Monique Frydman puise ses références personnelles au fil de siècles de peinture. Elle présente comme des « liens d’amitié » les affinités qu’elle entretient avec l’œuvre de nombreux artistes. Son intérêt pour la peinture des primitifs italiens des 14e et 15e siècles est pleinement démontré par la création du Polyptique Sassetta, hommage au retable de Borgo San Sepolcro (Cf. focus p11). Amatrice de peinture espagnole, elle cite particulièrement Le Greco (1541-1614), Diego Velázquez (1599-1660) et Francisco de Goya (1746-1828), qu’elle voit comme des artistes ayant honoré un travail de commande sans pour autant y sacrifier leur radicalité esthétique.

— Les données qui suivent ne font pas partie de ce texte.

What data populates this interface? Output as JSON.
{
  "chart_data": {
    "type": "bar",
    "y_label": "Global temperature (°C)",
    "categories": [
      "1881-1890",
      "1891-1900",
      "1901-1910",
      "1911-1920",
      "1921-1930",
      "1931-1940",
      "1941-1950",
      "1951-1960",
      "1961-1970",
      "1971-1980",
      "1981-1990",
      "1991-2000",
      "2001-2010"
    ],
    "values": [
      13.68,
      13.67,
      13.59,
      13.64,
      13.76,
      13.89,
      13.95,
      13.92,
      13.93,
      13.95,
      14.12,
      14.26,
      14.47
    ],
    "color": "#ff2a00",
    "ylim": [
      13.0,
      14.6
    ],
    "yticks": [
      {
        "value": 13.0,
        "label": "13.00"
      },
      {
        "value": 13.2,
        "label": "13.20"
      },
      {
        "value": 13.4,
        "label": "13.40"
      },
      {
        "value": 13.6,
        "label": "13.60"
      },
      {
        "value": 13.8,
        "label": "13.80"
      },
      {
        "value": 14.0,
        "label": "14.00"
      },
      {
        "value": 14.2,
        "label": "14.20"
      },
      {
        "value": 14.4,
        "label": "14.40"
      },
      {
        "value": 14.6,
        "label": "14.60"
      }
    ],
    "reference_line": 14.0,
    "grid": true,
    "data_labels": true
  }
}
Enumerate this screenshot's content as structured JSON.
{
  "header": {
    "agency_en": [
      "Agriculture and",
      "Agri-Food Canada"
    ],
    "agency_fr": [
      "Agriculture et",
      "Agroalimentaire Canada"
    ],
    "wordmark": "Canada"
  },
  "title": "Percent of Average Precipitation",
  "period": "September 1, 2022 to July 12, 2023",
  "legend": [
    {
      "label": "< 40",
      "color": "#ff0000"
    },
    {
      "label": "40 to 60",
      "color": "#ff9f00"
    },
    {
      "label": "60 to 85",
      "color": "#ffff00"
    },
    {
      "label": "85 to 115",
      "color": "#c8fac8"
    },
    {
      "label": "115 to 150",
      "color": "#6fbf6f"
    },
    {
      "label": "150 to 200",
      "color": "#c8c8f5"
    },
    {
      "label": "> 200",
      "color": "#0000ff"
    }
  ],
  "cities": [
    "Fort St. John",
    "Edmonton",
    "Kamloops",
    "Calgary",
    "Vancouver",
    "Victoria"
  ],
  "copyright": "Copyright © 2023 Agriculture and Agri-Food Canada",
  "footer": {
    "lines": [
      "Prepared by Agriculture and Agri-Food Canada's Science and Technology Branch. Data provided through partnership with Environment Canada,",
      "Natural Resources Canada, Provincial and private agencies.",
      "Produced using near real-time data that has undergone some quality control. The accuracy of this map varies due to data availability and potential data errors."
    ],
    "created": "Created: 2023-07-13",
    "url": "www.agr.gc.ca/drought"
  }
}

Par-dessus tout, Monique Frydman affectionne les artistes post-impressionnistes de la fin du 19e et du début du 20e siècles dont Paul Gauguin, Vincent Van Gogh et Pierre Bonnard. Elle retient de leurs palettes une infinité de nuances de jaune, comme dans la série des Tournesols de Van Gogh, ainsi que dans l’Atelier au mimosa de Bonnard, toile réalisée durant la Seconde Guerre Mondiale, dans laquelle le peintre fait le choix de maintenir l’éclat de la beauté du quotidien face à la barbarie. À cela s’ajoute Henri Matisse, dont le travail de papiers découpés inspire à Monique Frydman ses expérimentations sur tarlatane et la composition de ses toiles en plusieurs panneaux, comme autant d’éléments fragmentaires assemblés pour former un tout monumental.
Enfin, marquée par l’art abstrait américain, elle cite volontiers comme référence les peintres proches du mouvement du Color Field painting, comme Barnett Newmann et Mark Rothko. Elle retient d’eux la recherche d’un sentiment d’immersion totale dans la couleur et la charge méditative et spirituelle qui y est associée, ainsi que l’engagement physique dans la création et le traitement de la toile en all-over. Ses références s’étendent volontiers à Joan Mitchell et Agnès Martin, deux grandes artistes de l’abstraction américaine.